Twenty-four rats, trained to discriminate 1.0 mg/kg of (+/-)-DOM, i.e. (+/-)-2,5-dimethoxy-4-methylphenylisopropylamine, from saline under a VI-15 schedule of reinforcement, were challenged with a series of DOM homologs. The agents examined included the 4-ethyl (DOET), -propyl (DOPR), -butyl (DOBU), -tertiary butyl (DOTB) and -amyl (DOAM) derivatives as well as the R(-)- and S(+)-isomers of DOET. The (+/-)-DOM stimulus was found to generalize to all of the agents, except DOTB and DOAM, where only partial generalization occurred. The results suggest that the stimulus properties produced by the latter two compounds may differ from those of the remainder of the series. Furthermore, the ED50 values obtained, for those compounds to which the DOM-stimulus generalized, correlated significantly (r2 = 0.94) with the human hallucinogenic potencies of these agents.

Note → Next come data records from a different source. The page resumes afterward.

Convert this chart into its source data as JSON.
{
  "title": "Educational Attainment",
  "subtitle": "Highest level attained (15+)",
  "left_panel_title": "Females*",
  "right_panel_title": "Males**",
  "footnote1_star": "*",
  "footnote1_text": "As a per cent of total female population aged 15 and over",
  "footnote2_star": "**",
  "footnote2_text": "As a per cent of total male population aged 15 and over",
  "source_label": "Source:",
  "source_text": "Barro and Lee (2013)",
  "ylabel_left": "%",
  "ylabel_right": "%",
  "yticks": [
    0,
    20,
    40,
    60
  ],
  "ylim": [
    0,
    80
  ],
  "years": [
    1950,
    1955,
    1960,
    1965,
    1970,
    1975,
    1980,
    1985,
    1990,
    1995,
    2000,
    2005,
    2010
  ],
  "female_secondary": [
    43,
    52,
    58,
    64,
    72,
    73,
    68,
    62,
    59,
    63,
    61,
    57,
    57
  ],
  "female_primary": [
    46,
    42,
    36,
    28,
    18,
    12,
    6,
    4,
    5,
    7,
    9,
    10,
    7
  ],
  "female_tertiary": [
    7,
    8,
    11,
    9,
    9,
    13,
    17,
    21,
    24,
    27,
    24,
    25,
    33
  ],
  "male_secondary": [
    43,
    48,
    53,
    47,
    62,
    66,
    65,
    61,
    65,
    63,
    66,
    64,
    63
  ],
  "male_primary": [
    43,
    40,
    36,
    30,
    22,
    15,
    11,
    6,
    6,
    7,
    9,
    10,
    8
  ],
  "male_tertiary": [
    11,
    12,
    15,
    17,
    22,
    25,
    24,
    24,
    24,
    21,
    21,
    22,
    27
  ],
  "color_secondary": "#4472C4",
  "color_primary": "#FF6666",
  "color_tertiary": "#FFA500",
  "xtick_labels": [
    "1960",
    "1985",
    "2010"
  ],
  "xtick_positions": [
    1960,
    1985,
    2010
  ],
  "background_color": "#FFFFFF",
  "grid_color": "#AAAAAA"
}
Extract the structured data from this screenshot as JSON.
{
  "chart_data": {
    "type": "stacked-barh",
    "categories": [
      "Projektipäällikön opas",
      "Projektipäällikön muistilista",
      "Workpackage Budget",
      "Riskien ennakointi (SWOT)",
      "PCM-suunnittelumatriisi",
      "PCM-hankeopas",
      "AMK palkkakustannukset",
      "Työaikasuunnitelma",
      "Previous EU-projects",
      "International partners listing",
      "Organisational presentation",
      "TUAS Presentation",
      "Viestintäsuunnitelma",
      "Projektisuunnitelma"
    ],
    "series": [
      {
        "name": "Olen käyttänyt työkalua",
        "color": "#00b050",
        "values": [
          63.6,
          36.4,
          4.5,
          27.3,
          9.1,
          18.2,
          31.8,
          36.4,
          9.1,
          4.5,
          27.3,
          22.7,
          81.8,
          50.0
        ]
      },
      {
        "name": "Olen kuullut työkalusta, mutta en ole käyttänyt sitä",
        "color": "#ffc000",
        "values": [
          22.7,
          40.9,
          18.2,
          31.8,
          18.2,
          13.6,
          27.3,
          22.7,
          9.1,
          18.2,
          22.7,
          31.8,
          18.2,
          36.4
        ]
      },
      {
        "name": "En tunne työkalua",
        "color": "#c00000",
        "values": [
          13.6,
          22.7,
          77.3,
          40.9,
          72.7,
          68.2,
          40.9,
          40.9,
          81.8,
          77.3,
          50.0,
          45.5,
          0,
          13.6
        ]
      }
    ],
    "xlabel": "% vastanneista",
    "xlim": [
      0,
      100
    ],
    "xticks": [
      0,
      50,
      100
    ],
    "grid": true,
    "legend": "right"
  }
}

24只经过训练,能在固定间隔15秒强化程序下从盐水中辨别出1.0毫克/千克(±)-DOM(即(±)-2,5-二甲氧基-4-甲基苯异丙胺)的大鼠,接受了一系列DOM同系物的挑战。所检测的药物包括4-乙基(DOET)、-丙基(DOPR)、-丁基(DOBU)、-叔丁基(DOTB)和-戊基(DOAM)衍生物,以及DOET的R(-)-和S(+)-异构体。发现(±)-DOM刺激能泛化到所有药物,但DOTB和DOAM除外,在DOTB和DOAM中仅出现部分泛化。结果表明,后两种化合物产生的刺激特性可能与该系列其余化合物不同。此外,对于DOM刺激能泛化的那些化合物,所获得的半数有效剂量(ED50)值与这些药物的人体致幻效力显著相关(r2 = 0.94)。